QUALITY EVALUATION OF THE COMMONLY PRESCRIBED ANTIPSYCHOTIC DRUGS (CHLORPROMAZINE & THIORIDAZINE TABLETS) MARKETED IN ETHIOPIA

The purpose of this study was to evaluate the quality of the commonly prescribed imported and locally manufactured antipsychotic drugs (chlorpromazine and thioridazine tablets) that are marketed in drug retail outlets in Ethiopia. Four different sources of Chlorpromazine and two thioridazine tablets were assessed in this investigation. The quality of the samples was examined in seven aspects: percent label amount (assay), weight variation, hardness, percent friability, purity, disintegration time and dissolution rate according to British pharmacopeia (2000) specification. The identity of the tablets was confirmed using FT-IR spectrophotometer. All chlorpromazine and thioridazine samples showed acceptable weight variation as none had percent deviation in weight greater than 5% as stipulated by BP (2000). The mean disintegration times of the products ranged from 4.50 ±0.84 (for chlorpromazine from Cyprus) to more than 60 min (for chlorpromazine Korea). All the tested samples showed active ingredient content with in the acceptable range (from 92.5%-107.5%).
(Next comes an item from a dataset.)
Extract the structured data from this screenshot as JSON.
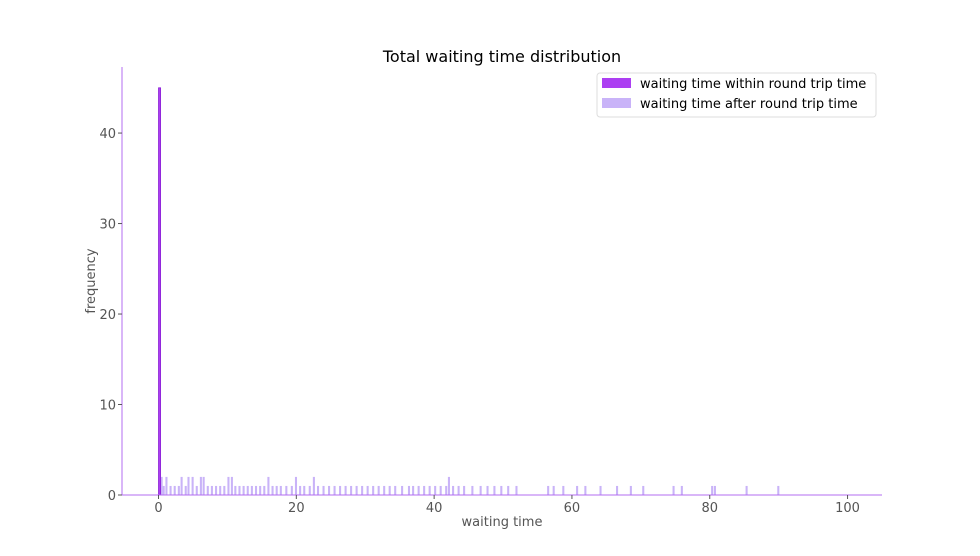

Thioridazine 25 mg showed high drug content (107±0.5) and the lowest amount was recorded for chlorpromazine from Cyprus (93.0 ±0.8).  Most of the studied samples showed a good drug release pattern except Chlorpromazine tablets from Korea which did not pass the pharmacopeial specification for disintegration time and dissolution rate studies.  So this specimen does not meet the quality requirements for tablets. This implies that the product may not release a significant amount of the drug on absorption in to the systemic circulation and thus leading to therapeutic failure. Chlorpromazine from Cyprus released the 50 and 70% of the active drugs with in 8.3 and 13.8 minutes respectively, showing a good drug release pattern than the others. Chlorpromazine (Ethiopia) took 19.0 and 31.1 minutes to release 50% and 70% of the drug respectively.